The author recommends that investors maintain a diversified income portfolio, and suggests adding a couple of “safe‑haven” assets such as Treasury bonds or high‑quality utilities to buffer against credit‑related volatility.
6. How to Buy AXP: A Quick Guide
A short “How to Buy AXP” section at the end of the article walks readers through the steps:
- Open a brokerage account that offers fractional shares if you’re starting small.
- Look for a “Buy” order with a “Limit” price at or below $140 to catch a slight dip.
- Consider a dividend reinvestment plan (DRIP) if your brokerage offers it; the article cites a 3‑year CAGR of 4.1 % for DRIP investors on AXP.
There’s also a link to the company’s investor relations page (https://www.americanexpress.com/en-us/investors/), where readers can download the latest quarterly earnings transcript, SEC filings, and dividend policy updates.
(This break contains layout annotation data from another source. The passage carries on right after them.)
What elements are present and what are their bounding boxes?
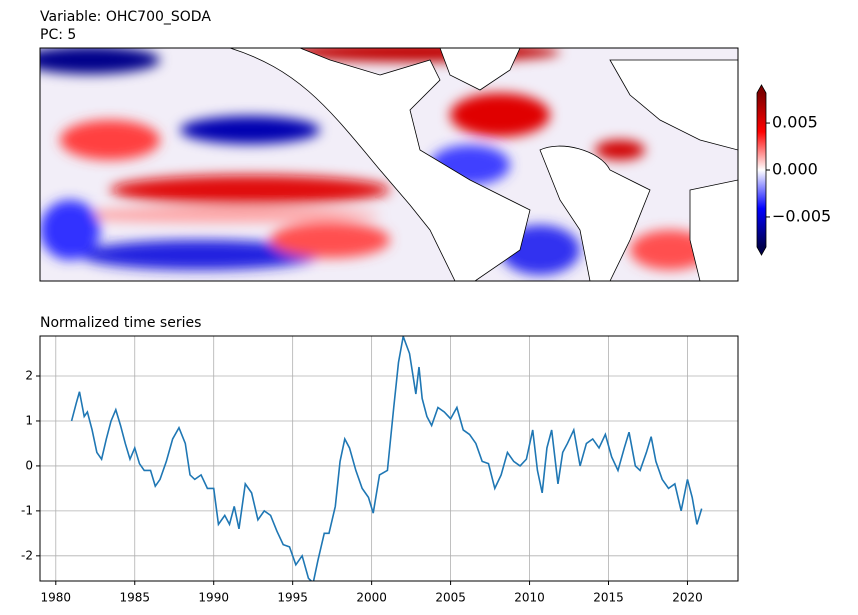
line-chart: 1980 1985 1990 1995 2000 2005 2010 2015 2020 -2 -1… [21,335,739,605]
map-field [40,48,710,275]
x-tick-label: 1990 [198,591,229,605]
x-tick-label: 2000 [356,591,387,605]
colorbar-outline [756,84,767,256]
x-tick-label: 1985 [119,591,150,605]
x-tick-label: 2020 [672,591,703,605]
map-title: Variable: OHC700_SODA [40,9,211,25]
colorbar: −0.005 0.000 0.005 [756,84,831,256]
x-tick-label: 1980 [41,591,72,605]
y-tick-label: -2 [21,548,33,562]
y-tick-label: 2 [25,369,33,383]
line-title: Normalized time series [40,315,201,331]
y-tick-label: 0 [25,458,33,472]
y-tick-label: 1 [25,413,33,427]
plot-frame [39,335,739,582]
colorbar-tick-label: −0.005 [772,206,831,225]
x-tick-label: 2010 [514,591,545,605]
x-tick-label: 1995 [277,591,308,605]
colorbar-extend-min [757,247,766,255]
map [40,48,738,281]
map-subtitle: PC: 5 [40,27,76,43]
colorbar-tick-label: 0.000 [772,160,818,179]
y-tick-label: -1 [21,503,33,517]
map-frame [39,47,739,282]
line-series [70,336,703,581]
colorbar-extend-max [757,85,766,93]
x-tick-label: 2005 [435,591,466,605]
colorbar-body [757,93,766,247]
colorbar-tick-label: 0.005 [772,113,818,132]
x-tick-label: 2015 [593,591,624,605]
The author notes that the company’s quarterly releases are often ahead of schedule, allowing investors to act quickly on new data.
7. Bottom Line
The Motley Fool article presents American Express as the “go-to” dividend stock within the Dow because it blends:
- A 40‑plus year dividend track record.
- A diversified, fee‑rich business model.
- Aggressive yet measured capital allocation.
- A solid yield relative to peers.
If your investment philosophy centers on reliable income with moderate growth, AXP fits the profile. The author’s recommendation is to add a handful of shares—ideally 50–100—to a diversified portfolio, or to build a larger position if you have a higher risk tolerance and a longer time horizon. The piece concludes that, while no stock is immune to risk, AXP’s fundamentals make it one of the safest dividend plays in the Dow at this time.